Fósiles de lo que podría haber sido o quizás será
La invención de organismos es una labor jugosa para la imaginación. Crear anatomías, concebir animales. Agregar bacterias, plantas, hongos y protozoarios al inconmensurable catálogo de la vida. Una disciplina tentadora para todo aquel que encuentra en la naturaleza un poco más que inspiración. Narrativas plásticas, maquinaciones conceptuales; entes ficticios pero que, dadas las condiciones, quizás podrían llegar a ser reales. Zoologías fantásticas como la del gran Borges o híbridos permutables como aquellos que surgen al voltear las páginas del Animalario universal del profesor Revillod. No obstante, las posibilidades son demasiado extensas. La biodiversidad que aguarda a ser descubierta rumiando en los linderos de la mente es exageradamente amplia. El horizonte de materializaciones potenciales inabarcable. Se torna imperante, en consecuencia, imponer algunas constricciones para que el acto tenga algún sentido. Lineamientos sobre los cuales basar el juego biológico. Postulados evolutivos. Principios axiomáticos que suplan la acción de la selección natural. Acotaciones de origen que —siguiendo el manifiesto oulipiano— funjan como motor creativo.
Y claro, una vez descubierta la veta de entelequias resultantes, no queda más que preguntarse sobre su relación. La relación que guardan con el mundo y los lazos de relación que se establecen entre ellas. Elaborar una posible taxonomía. ¿Cómo se rige su historia? ¿Quién se come a quién? ¿Cuál es su ciclo de vida? ¿Son abundantes o reliquias? ¿Sus dotes fisiológicos son aquellos de un fósil viviente o representan innovaciones adaptativas? La labor enciclopédica se nos da bien a los humanos. Nuestra obsesión por sacar sentido a los fenómenos que nos rodean nos lleva a elaborar listados ansiosos. Filogenias complejas, diagramas topológicos. Clasificaciones que conceptualizan en papel la inagotable inventiva silvestre. Un intento, quizás tímido, por comprender el enigma de enigmas: la existencia. No queremos figurar únicamente como testigos del artefacto, sino deducir cómo es qué funciona su engranaje. Y, por si quedara duda, dicho proceso no distingue entre semblantes orgánicos y aquellos artificiales.
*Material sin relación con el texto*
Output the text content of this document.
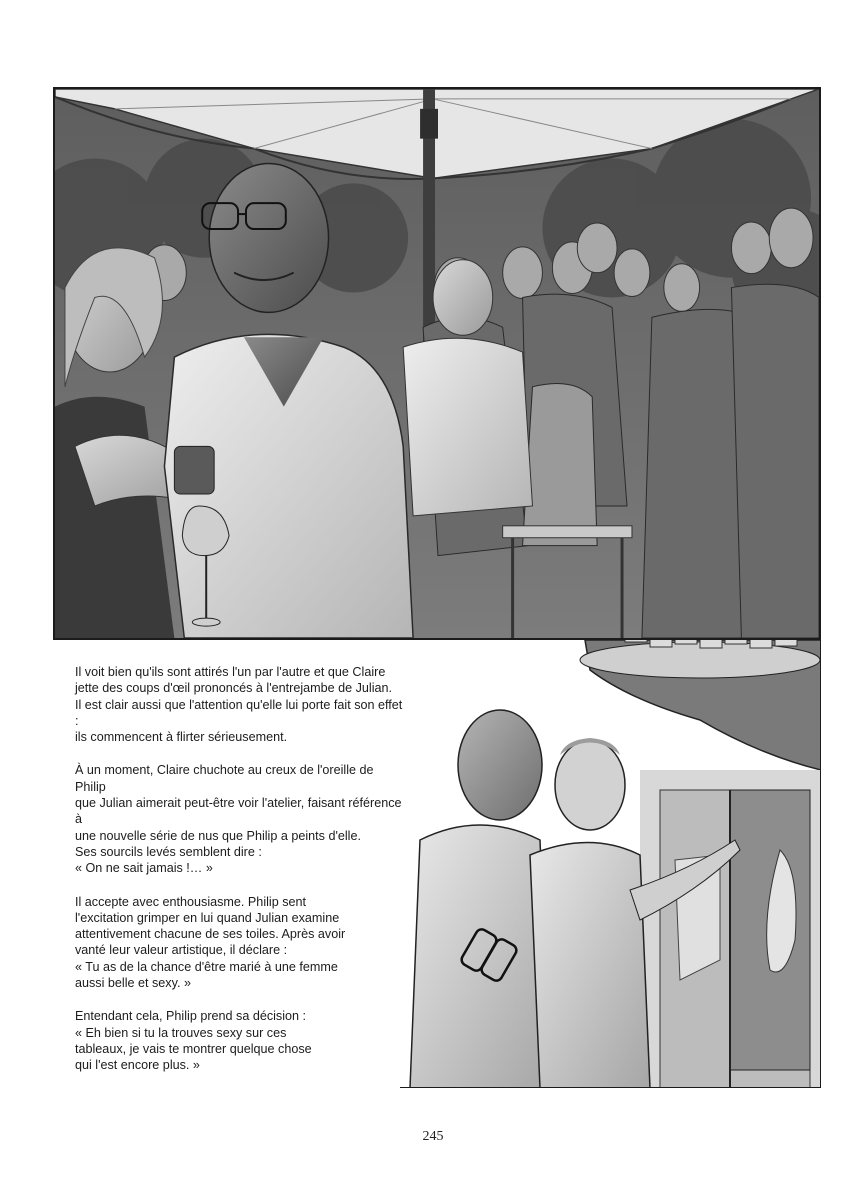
Il voit bien qu'ils sont attirés l'un par l'autre et que Claire
jette des coups d'œil prononcés à l'entrejambe de Julian.
Il est clair aussi que l'attention qu'elle lui porte fait son effet :
ils commencent à flirter sérieusement.

À un moment, Claire chuchote au creux de l'oreille de Philip
que Julian aimerait peut-être voir l'atelier, faisant référence à
une nouvelle série de nus que Philip a peints d'elle.
Ses sourcils levés semblent dire :
« On ne sait jamais !… »

Il accepte avec enthousiasme. Philip sent
l'excitation grimper en lui quand Julian examine
attentivement chacune de ses toiles. Après avoir
vanté leur valeur artistique, il déclare :
« Tu as de la chance d'être marié à une femme
aussi belle et sexy. »

Entendant cela, Philip prend sa décision :
« Eh bien si tu la trouves sexy sur ces
tableaux, je vais te montrer quelque chose
qui l'est encore plus. »

245
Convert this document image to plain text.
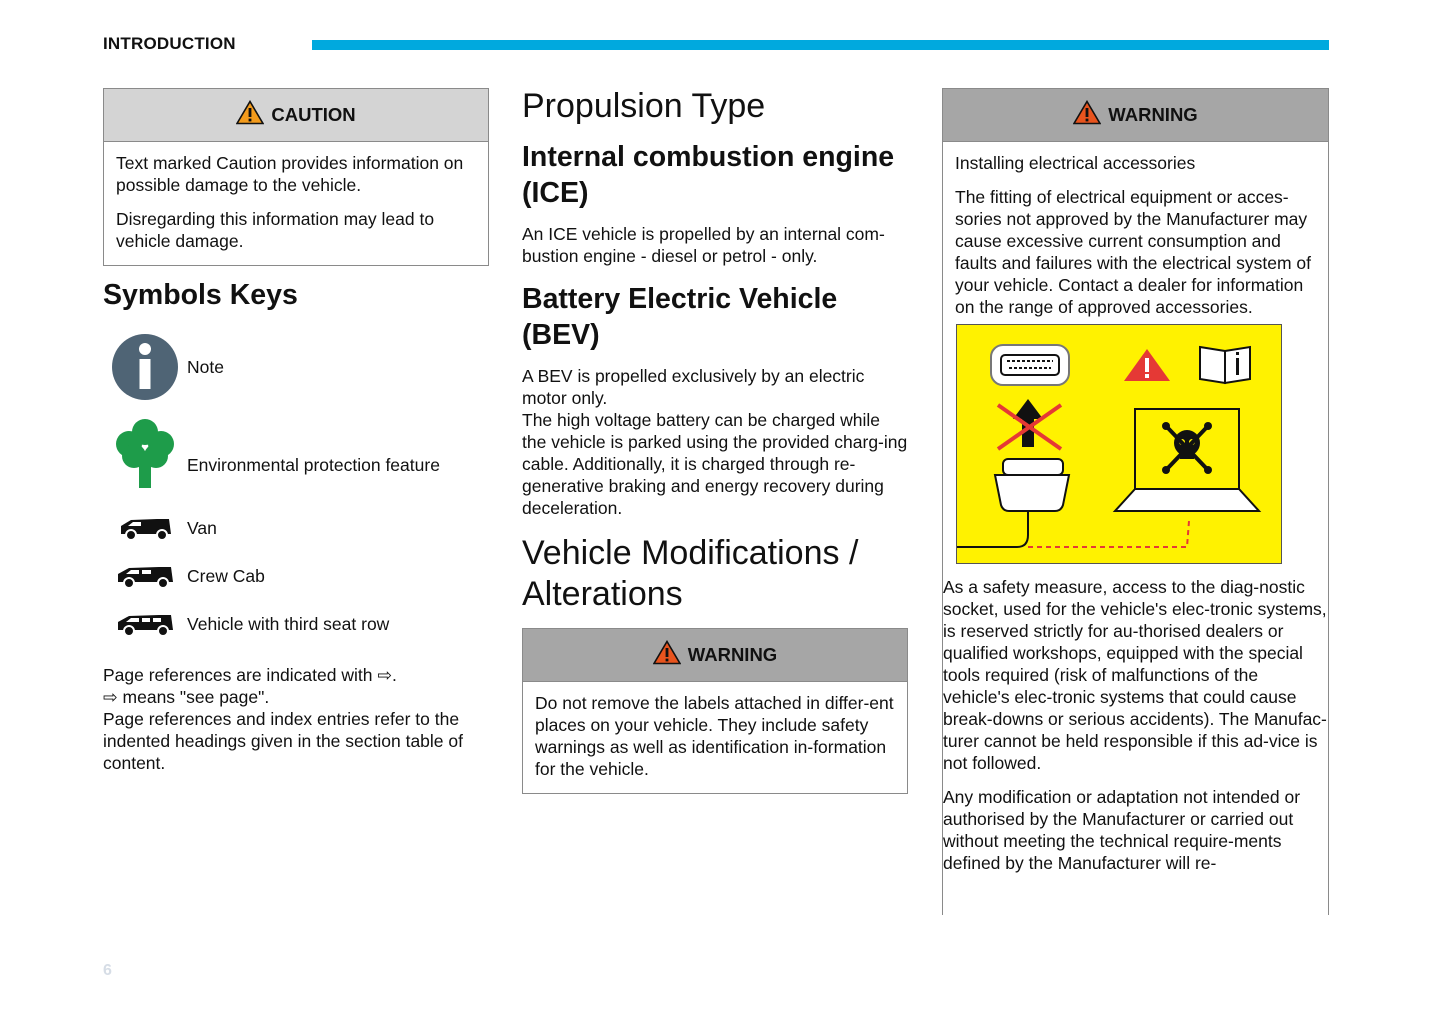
INTRODUCTION
CAUTION

Text marked Caution provides information on possible damage to the vehicle.

Disregarding this information may lead to vehicle damage.

Symbols Keys
Note
Environmental protection feature
Van
Crew Cab
Vehicle with third seat row

Page references are indicated with ⇨.

⇨ means "see page".

Page references and index entries refer to the indented headings given in the section table of content.

Propulsion Type
Internal combustion engine (ICE)

An ICE vehicle is propelled by an internal com-bustion engine - diesel or petrol - only.

Battery Electric Vehicle (BEV)

A BEV is propelled exclusively by an electric motor only.

The high voltage battery can be charged while the vehicle is parked using the provided charg-ing cable. Additionally, it is charged through re-generative braking and energy recovery during deceleration.

Vehicle Modifications / Alterations
WARNING

Do not remove the labels attached in differ-ent places on your vehicle. They include safety warnings as well as identification in-formation for the vehicle.

WARNING

Installing electrical accessories

The fitting of electrical equipment or acces-sories not approved by the Manufacturer may cause excessive current consumption and faults and failures with the electrical system of your vehicle. Contact a dealer for information on the range of approved accessories.

As a safety measure, access to the diag-nostic socket, used for the vehicle's elec-tronic systems, is reserved strictly for au-thorised dealers or qualified workshops, equipped with the special tools required (risk of malfunctions of the vehicle's elec-tronic systems that could cause break-downs or serious accidents). The Manufac-turer cannot be held responsible if this ad-vice is not followed.

Any modification or adaptation not intended or authorised by the Manufacturer or carried out without meeting the technical require-ments defined by the Manufacturer will re-

6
Confrontar la multitud de quimeras digitales es algo similar a la pesca de aguas profundas. El acto es parecido a lo que sucede cada vez que emergen las redes de arrastre desde las profundidades abisales trayendo consigo todo tipo de criaturas desconocidas. Fisionomías amorfas que retan a la imaginación a un duelo de posibilidades. Fauces abyectas, apéndices descomunales. Cefalópodos mitológicos, peces portentosos, equinodermos inconcebibles para la ciencia. Sin embargo, aquí hay otro factor en disputa que torna la enmienda de catalogar a estos seres simulados en una faena aún más compleja que la de sacar sentido a los desquicios marinos. Y es que resulta imposible no cuestionarse sobre la era geológica a la que pertenecen. ¿Estamos ante una labor paleontológica o se trata de una profecía de lo que se avecina? ¿Los vestigios corporales que se nos presentan son fósiles de lo que podría haber sido o de lo que será? ¿Producto de la panspermia o del caldo primigenio? ¿Corresponde su naturaleza a estratos mineralizados del pasado profundo del planeta o son huellas del porvenir? Quedan pues las interrogantes abiertas para que cada explorador se haga su propia versión de los hechos.